Clothing: One of our favorite is the Gooby Padded Cold Weather Vest for Small Dogs, for several reasons. This is ideal on freezing cold winter days since it is padded and water resistant. It is a zippered design (as opposed to slipping it over a dog's head); but, they thought carefully about this by offering a 'safe guard' zipper to help prevent hairs from getting stuck in the zipper. 

It starts in size xx-small for pups as little as 4 lbs., and sizes go all the way up. There is a secure o-ring sewn into the back for leash attachment. And, this comes in 9 different colors. 
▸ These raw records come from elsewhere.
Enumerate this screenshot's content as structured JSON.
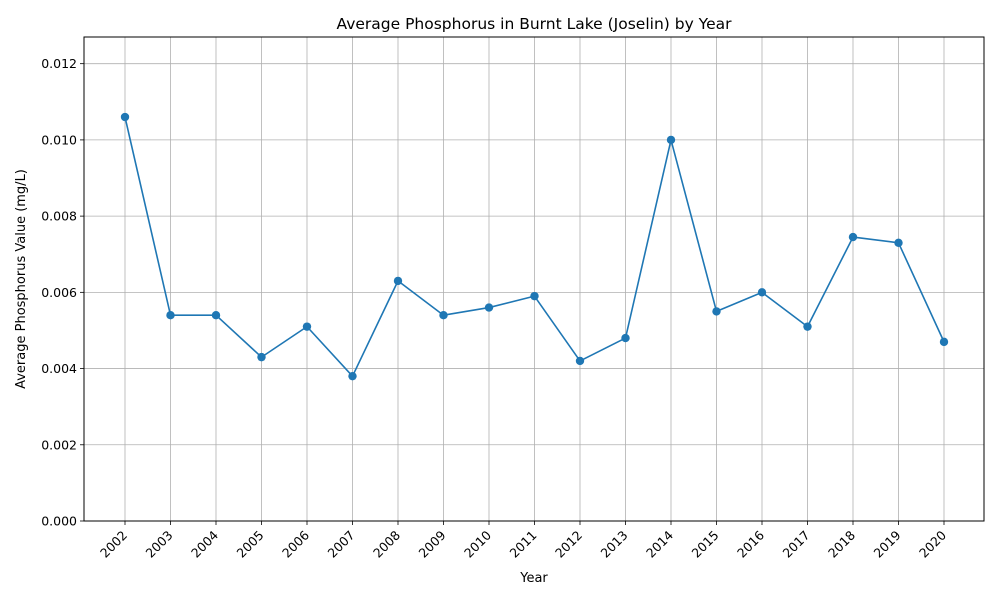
{
  "chart_data": {
    "type": "line",
    "title": "Average Phosphorus in Burnt Lake (Joselin) by Year",
    "xlabel": "Year",
    "ylabel": "Average Phosphorus Value (mg/L)",
    "ylim": [
      0,
      0.0127
    ],
    "yticks": [
      "0.000",
      "0.002",
      "0.004",
      "0.006",
      "0.008",
      "0.010",
      "0.012"
    ],
    "categories": [
      "2002",
      "2003",
      "2004",
      "2005",
      "2006",
      "2007",
      "2008",
      "2009",
      "2010",
      "2011",
      "2012",
      "2013",
      "2014",
      "2015",
      "2016",
      "2017",
      "2018",
      "2019",
      "2020"
    ],
    "values": [
      0.0106,
      0.0054,
      0.0054,
      0.0043,
      0.0051,
      0.0038,
      0.0063,
      0.0054,
      0.0056,
      0.0059,
      0.0042,
      0.0048,
      0.01,
      0.0055,
      0.006,
      0.0051,
      0.00745,
      0.0073,
      0.0047
    ],
    "grid": true,
    "line_color": "#1f77b4",
    "grid_color": "#b0b0b0"
  }
}
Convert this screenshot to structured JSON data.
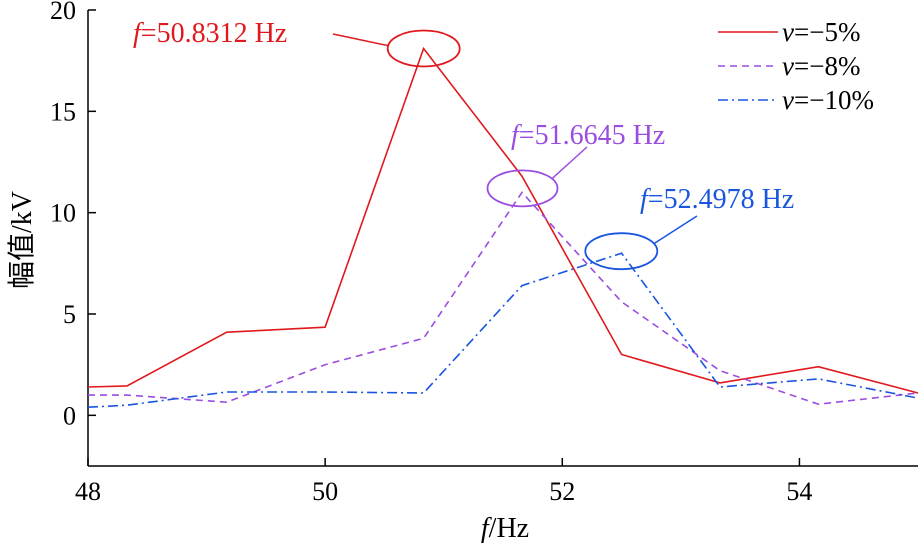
{
  "chart_data": {
    "type": "line",
    "xlabel_italic": "f",
    "xlabel_rest": "/Hz",
    "ylabel": "幅值/kV",
    "xlim": [
      48,
      55
    ],
    "ylim": [
      -2.5,
      20
    ],
    "xticks": [
      48,
      50,
      52,
      54
    ],
    "yticks": [
      0,
      5,
      10,
      15,
      20
    ],
    "grid": false,
    "legend_position": "top-right",
    "series": [
      {
        "name": "v=−5%",
        "legend_var": "v",
        "legend_value": "=−5%",
        "color": "#e0191e",
        "style": "solid",
        "x": [
          48,
          48.33,
          49.17,
          50.0,
          50.83,
          51.66,
          52.5,
          53.33,
          54.16,
          55
        ],
        "y": [
          1.4,
          1.45,
          4.1,
          4.35,
          18.1,
          11.8,
          3.0,
          1.6,
          2.4,
          1.1
        ]
      },
      {
        "name": "v=−8%",
        "legend_var": "v",
        "legend_value": "=−8%",
        "color": "#9b4de0",
        "style": "dashed",
        "x": [
          48,
          48.33,
          49.17,
          50.0,
          50.83,
          51.66,
          52.5,
          53.33,
          54.16,
          55
        ],
        "y": [
          1.0,
          1.0,
          0.65,
          2.5,
          3.8,
          11.0,
          5.6,
          2.2,
          0.55,
          1.1
        ]
      },
      {
        "name": "v=−10%",
        "legend_var": "v",
        "legend_value": "=−10%",
        "color": "#1a55e0",
        "style": "dashdot",
        "x": [
          48,
          48.33,
          49.17,
          50.0,
          50.83,
          51.66,
          52.5,
          53.33,
          54.16,
          55
        ],
        "y": [
          0.4,
          0.5,
          1.15,
          1.15,
          1.1,
          6.4,
          8.0,
          1.4,
          1.8,
          0.85
        ]
      }
    ],
    "annotations": [
      {
        "italic": "f",
        "text": "=50.8312 Hz",
        "color": "#e0191e",
        "peak_x": 50.8312,
        "peak_y": 18.1
      },
      {
        "italic": "f",
        "text": "=51.6645 Hz",
        "color": "#9b4de0",
        "peak_x": 51.6645,
        "peak_y": 11.2
      },
      {
        "italic": "f",
        "text": "=52.4978 Hz",
        "color": "#1a55e0",
        "peak_x": 52.4978,
        "peak_y": 8.1
      }
    ]
  }
}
The Best Collars for Shih Tzu Puppies and Dogs

Though walking your Shih Tzu with the leash connected to the collar is unarguably risky, you may still want your dog to wear a collar to hold your Shih Tzu’s ID tags. 

Some states require the tag to show proof of rabies vaccination and/or registration information. At any rate, you will want it to display your contact information in the event that your puppy or dog ever becomes lost.
Qualities of a good collar: Look for a lightweight material; you do not want a lot of weight on your Shih Tzu's neck. Those with snap buckles are ideal, as opposed to those belted collars.  

Collar tips:
1. Remove the collar when brushing your Shih Tzu. If not, it will impede long strokes to brush the face, neck, shoulders, and chest. It should also be removed when bathing your dog to properly clean the coat. 

2. Any Shih Tzu diagnosed with collapsed trachea or any other sort of breathing issue should never have a collar placed on him, even when off leash.